Jimenez’s research at Purdue focuses on maritime shipping and international trade. The topics reflect his upbringing in Bogotá, Colombia, where his father operated a firm that exported flowers to the United States.

Jimenez outdoors, building on the background

After earning bachelor’s and master’s degrees in economics at Los Andes University, Jimenez spent five years as an economic researcher at Asociación Nacional de Instituciones Financieras.

As he monitored and analyzed the impact of international trade on Colombia’s agricultural sector, Jimenez realized the country was not capitalizing on population growth.

“People were growing exponentially, but agricultural production was not,” Jimenez explained. “I was trying to become an expert to contribute, but I needed more preparation, a more global perspective.”

Through visiting his sister, who studied chemical engineering at Purdue, Jimenez was drawn to the agricultural economics department’s reputation for top-tier applied research.

Jimenez began classes at Purdue in 2014, completed a second master’s degree and began doctoral work in 2016 under the guidance of Russell Hillberry, professor of agricultural economics.

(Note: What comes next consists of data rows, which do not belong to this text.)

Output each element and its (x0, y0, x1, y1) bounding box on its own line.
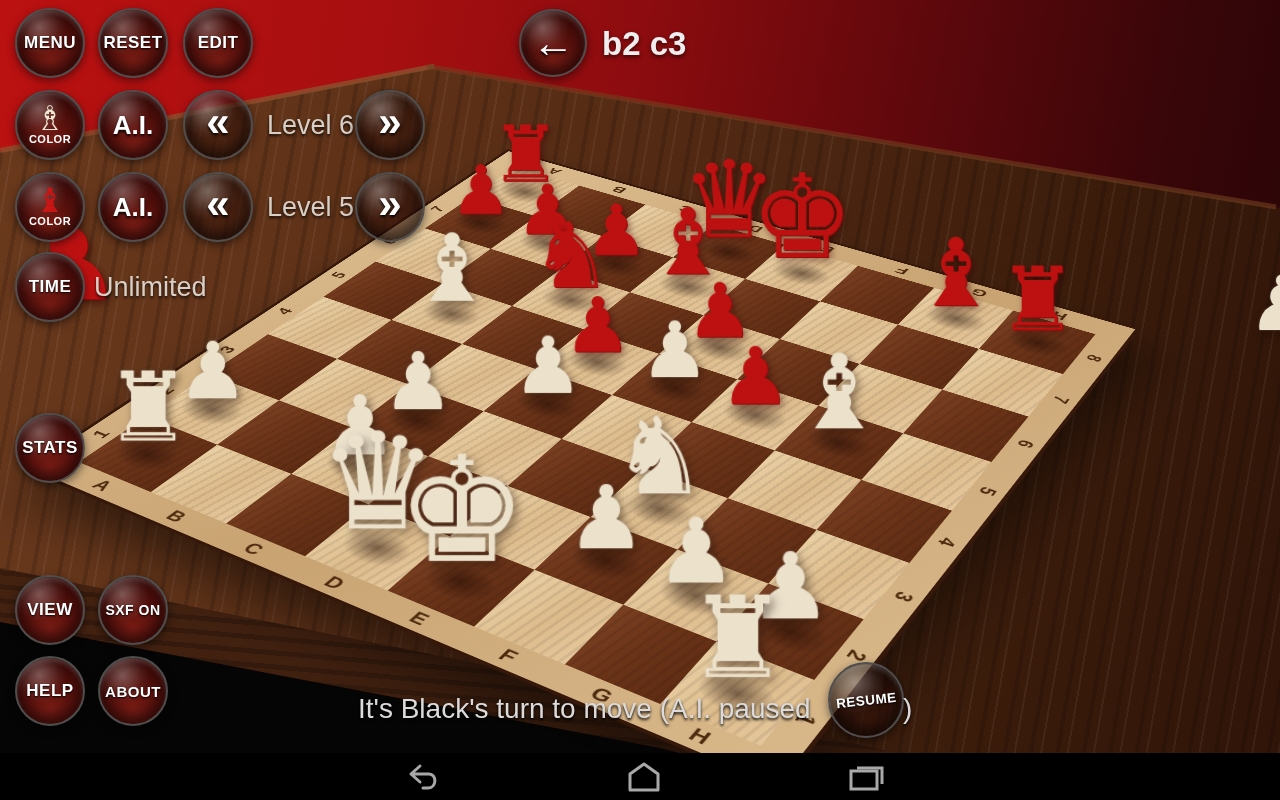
white-level-up-button[interactable]: » (355, 90, 425, 160)
edit-button[interactable]: EDIT (183, 8, 253, 78)
piece-glyph: ♟ (513, 328, 583, 403)
white-color-button[interactable]: ♗ COLOR (15, 90, 85, 160)
recents-icon[interactable] (844, 760, 888, 794)
view-button[interactable]: VIEW (15, 575, 85, 645)
white-ai-button[interactable]: A.I. (98, 90, 168, 160)
status-close-paren: ) (903, 693, 912, 725)
piece-glyph: ♟ (567, 476, 646, 559)
resume-button[interactable]: RESUME (828, 662, 904, 738)
piece-glyph: ♜ (105, 362, 191, 453)
red-level-label: Level 5 (267, 192, 354, 223)
last-move-display: b2 c3 (602, 25, 686, 63)
time-value-label: Unlimited (94, 272, 207, 303)
chevron-right-icon: » (378, 183, 401, 225)
back-icon[interactable] (401, 760, 445, 794)
piece-glyph: ♝ (410, 224, 494, 313)
red-level-up-button[interactable]: » (355, 172, 425, 242)
turn-status-text: It's Black's turn to move (A.I. paused (358, 693, 811, 725)
red-piece-icon: ♝ (35, 183, 65, 217)
white-level-down-button[interactable]: « (183, 90, 253, 160)
piece-glyph: ♜ (687, 585, 788, 692)
captured-white-piece: ♟ (1248, 266, 1280, 707)
chevron-left-icon: « (206, 101, 229, 143)
left-arrow-icon: ← (532, 22, 574, 64)
stats-button[interactable]: STATS (15, 413, 85, 483)
android-navbar (0, 753, 1280, 800)
piece-glyph: ♟ (640, 313, 710, 387)
piece-glyph: ♝ (914, 228, 998, 317)
red-level-down-button[interactable]: « (183, 172, 253, 242)
undo-button[interactable]: ← (519, 9, 587, 77)
status-bar: It's Black's turn to move (A.I. paused R… (0, 678, 1280, 753)
red-color-button[interactable]: ♝ COLOR (15, 172, 85, 242)
red-ai-button[interactable]: A.I. (98, 172, 168, 242)
reset-button[interactable]: RESET (98, 8, 168, 78)
white-piece-icon: ♗ (35, 101, 65, 135)
chevron-right-icon: » (378, 101, 401, 143)
white-level-label: Level 6 (267, 110, 354, 141)
piece-glyph: ♚ (396, 441, 527, 580)
menu-button[interactable]: MENU (15, 8, 85, 78)
chevron-left-icon: « (206, 183, 229, 225)
square-h7[interactable] (942, 349, 1063, 417)
piece-glyph: ♚ (750, 162, 854, 272)
piece-glyph: ♝ (793, 343, 886, 441)
time-button[interactable]: TIME (15, 252, 85, 322)
piece-glyph: ♜ (998, 258, 1077, 342)
sxf-button[interactable]: SXF ON (98, 575, 168, 645)
home-icon[interactable] (622, 760, 666, 794)
piece-glyph: ♟ (720, 339, 791, 414)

“Maritime shipping is critical for global supply chains, including agriculture,” said Jimenez. “Agricultural commodities are highly dependent because they are heavily-traded products. They typically have high weight-to-value-rations which makes other modes of transportation uneconomical.”

Jimenez’s research examines international cargo shipping, global value chains and trade costs. In one project, he studied carriers’ market power by measuring the margins they charge for shipping products to the United States. In another, he quantified the welfare benefits of shipping hubs and the intermediate transit through them, easing global trade and connecting much of the world.

Jimenez recently assisted in Hillberry’s International Agricultural Trade course (AGEC450) and in Macroeconomic, Trade and Policy Environment of the Food System (AGEC682). His efforts earned him the department’s teaching assistant award and a nomination for the 2020-2021 College of Agriculture Graduate Student Excellence in Teaching award.

Jimenez expects to complete his Ph.D. next summer and plans to find a research position with an international agency or private research institute in the United States or a developing country.